La santé mentale et les écoles

Carolle Haché
Intervenante scolaire
Moncton

Je travaille comme intervenante, depuis septembre 2012, dans une école primaire. Je travaille comme assistante à l’éducation depuis 2006. Auparavant, j’étais infirmière. Premièrement dans un hôpital, au département de travail et accouchement et aussi aux urgences à l’occasion. J’ai ensuite travaillé comme enseignante au Collège communautaire du Nouveau-Brunswick, en soins gériatriques, mais le besoin de soigner les gens me manquait. Je quitte donc ce travail pour travailler dans un foyer de soins pour personnes âgées, parce que je me disais que j’aurais plus de temps pour soigner le côté psychologique des personnes. Car, durant mon cours d’infirmière, on me disait que la guérison des patients dépendait de 50 % du physique et de 50 % du psychologique. Mais, à ma grande surprise, au lieu d’avoir cinq ou six patients, j’en avais 50 le jour et 200 la nuit. Mon plus grand travail alors consistait à donner des médicaments et de pratiquer des traitements. Alors au diable les soins psychologiques. J’en étais très déçue.

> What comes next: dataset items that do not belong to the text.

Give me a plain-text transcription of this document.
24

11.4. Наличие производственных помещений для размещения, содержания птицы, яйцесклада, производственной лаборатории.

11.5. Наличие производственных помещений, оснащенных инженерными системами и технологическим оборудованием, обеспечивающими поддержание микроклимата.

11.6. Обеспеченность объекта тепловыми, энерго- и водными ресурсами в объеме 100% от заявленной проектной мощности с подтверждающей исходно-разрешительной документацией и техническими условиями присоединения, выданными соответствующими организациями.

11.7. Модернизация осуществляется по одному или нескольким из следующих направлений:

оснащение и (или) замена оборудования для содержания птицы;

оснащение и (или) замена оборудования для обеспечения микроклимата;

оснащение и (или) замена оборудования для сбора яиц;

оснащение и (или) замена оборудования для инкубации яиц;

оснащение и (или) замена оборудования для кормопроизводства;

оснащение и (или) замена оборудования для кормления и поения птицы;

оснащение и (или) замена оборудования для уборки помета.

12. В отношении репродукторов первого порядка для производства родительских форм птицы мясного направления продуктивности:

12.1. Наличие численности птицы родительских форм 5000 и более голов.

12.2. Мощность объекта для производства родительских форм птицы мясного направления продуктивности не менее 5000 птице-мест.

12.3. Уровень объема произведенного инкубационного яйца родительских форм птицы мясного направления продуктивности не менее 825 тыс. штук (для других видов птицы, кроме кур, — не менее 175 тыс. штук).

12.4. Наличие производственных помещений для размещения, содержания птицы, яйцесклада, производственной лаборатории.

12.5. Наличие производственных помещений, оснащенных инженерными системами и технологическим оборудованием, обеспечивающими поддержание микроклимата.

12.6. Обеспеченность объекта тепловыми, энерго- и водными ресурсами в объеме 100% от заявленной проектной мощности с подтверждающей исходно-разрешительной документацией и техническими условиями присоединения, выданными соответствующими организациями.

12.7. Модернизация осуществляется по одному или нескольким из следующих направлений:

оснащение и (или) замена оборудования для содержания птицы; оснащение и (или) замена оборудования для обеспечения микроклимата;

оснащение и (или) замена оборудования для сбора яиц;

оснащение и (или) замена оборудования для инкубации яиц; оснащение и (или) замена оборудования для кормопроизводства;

N’étant pas satisfaite de mon travail, je m’engage dans les écoles, car j’adore les enfants.

Ce qui m’emmène à mon emploi d’intervenante scolaire, où je dois aider à régler les problèmes de comportement à l’école. À ma grande surprise, depuis que je suis à ce poste, je fais de l’éducation sur l’amitié, la colère, les émotions, la politesse, l’intimidation, la tolérance, l’acceptation des différences, les préjugés, le racisme, les styles de personnalités, le respect, le bon joueur, la gestion du stress, etc.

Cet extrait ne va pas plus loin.